The study examines existing academic research from Canada and around the world measuring the effects of increases to minimum wages, and finds the overwhelming consensus is that increasing the minimum wage has a significant, negative impact on employment, particularly for younger workers.

Based on the Canadian research, the authors calculate that an increase in B.C.'s minimum wage to $10.25 per hour from $8 per hour will result in job losses ranging from 9,391 jobs to 52,194 jobs.

“This is a conservative estimate that only looks at the impact on teen and youth workers,” Veldhuis said.

The report notes that a gradual increase in the minimum wage—in B.C.’s case, three 75-cent increases over next year—will do little to ease the burden on employers or prevent job losses.

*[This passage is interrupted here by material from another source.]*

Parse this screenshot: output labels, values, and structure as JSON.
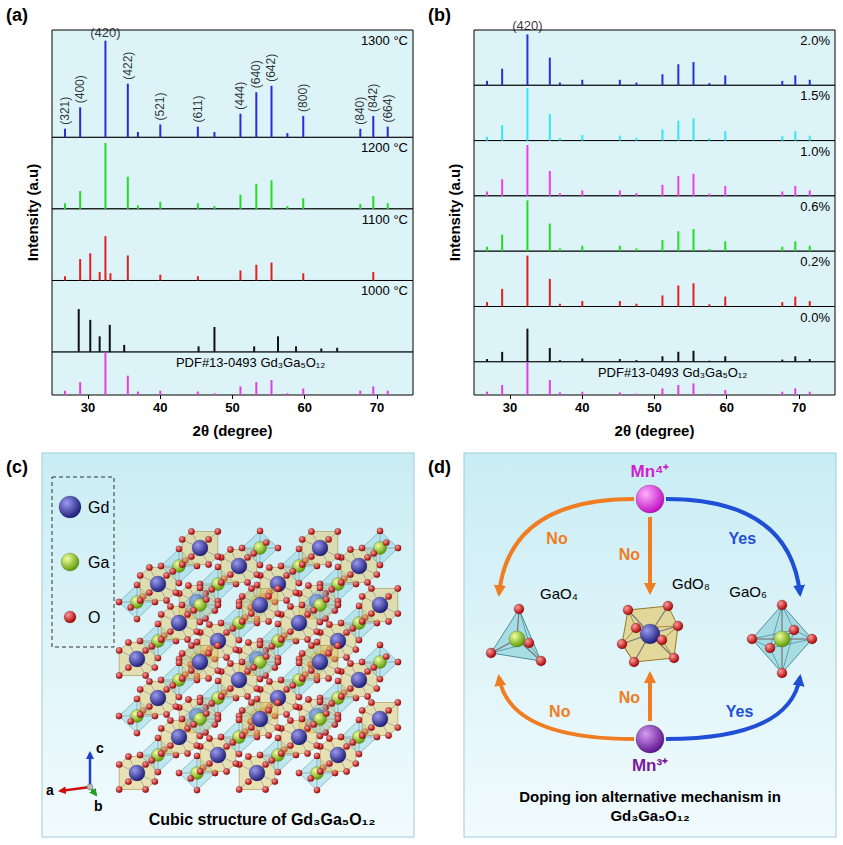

“The time period over which the $2.25 increase will roll out is relatively short, and the overall increase too large for the adverse employment effects to be mitigated, especially in the current economic climate,” Veldhuis said.

In addition to job losses and reduced hours, the report points out that higher minimum wages have other negative effects, including fewer benefits and less training for workers.

“Fewer opportunities and less training for young adults are especially unfortunate, given that entry-level jobs, many of which pay the minimum wage, are a stepping stone to better paid employment,” said Amela Karabegović, Fraser Institute senior economist and co-author of the report.

“Research shows that after one year, approximately 60 per cent of minimum wage workers earn more than the minimum wage. After two years, about 80 per cent do so. But without landing that critical first job, one can’t move up the income ladder.”

The evidence from Canada also suggests that minimum wage hikes do not reduce poverty. A study published in Labour Economics earlier this year tracked increases in provincial minimum wages from 1981 to 2004 and found that a 10.0 per cent increase in the minimum wage caused poverty rates to climb by 4.0 to 6.0 per cent.

“The evidence from Canada shows the opposite of what minimum wage advocates claim. Rather than decrease poverty, minimum wage increases only reduce job opportunities provincewide,” Veldhuis said.

“The B.C. government has indicated that it will focus on job creation in B.C. If that’s the goal, it should reconsider the recent minimum wage hikes.”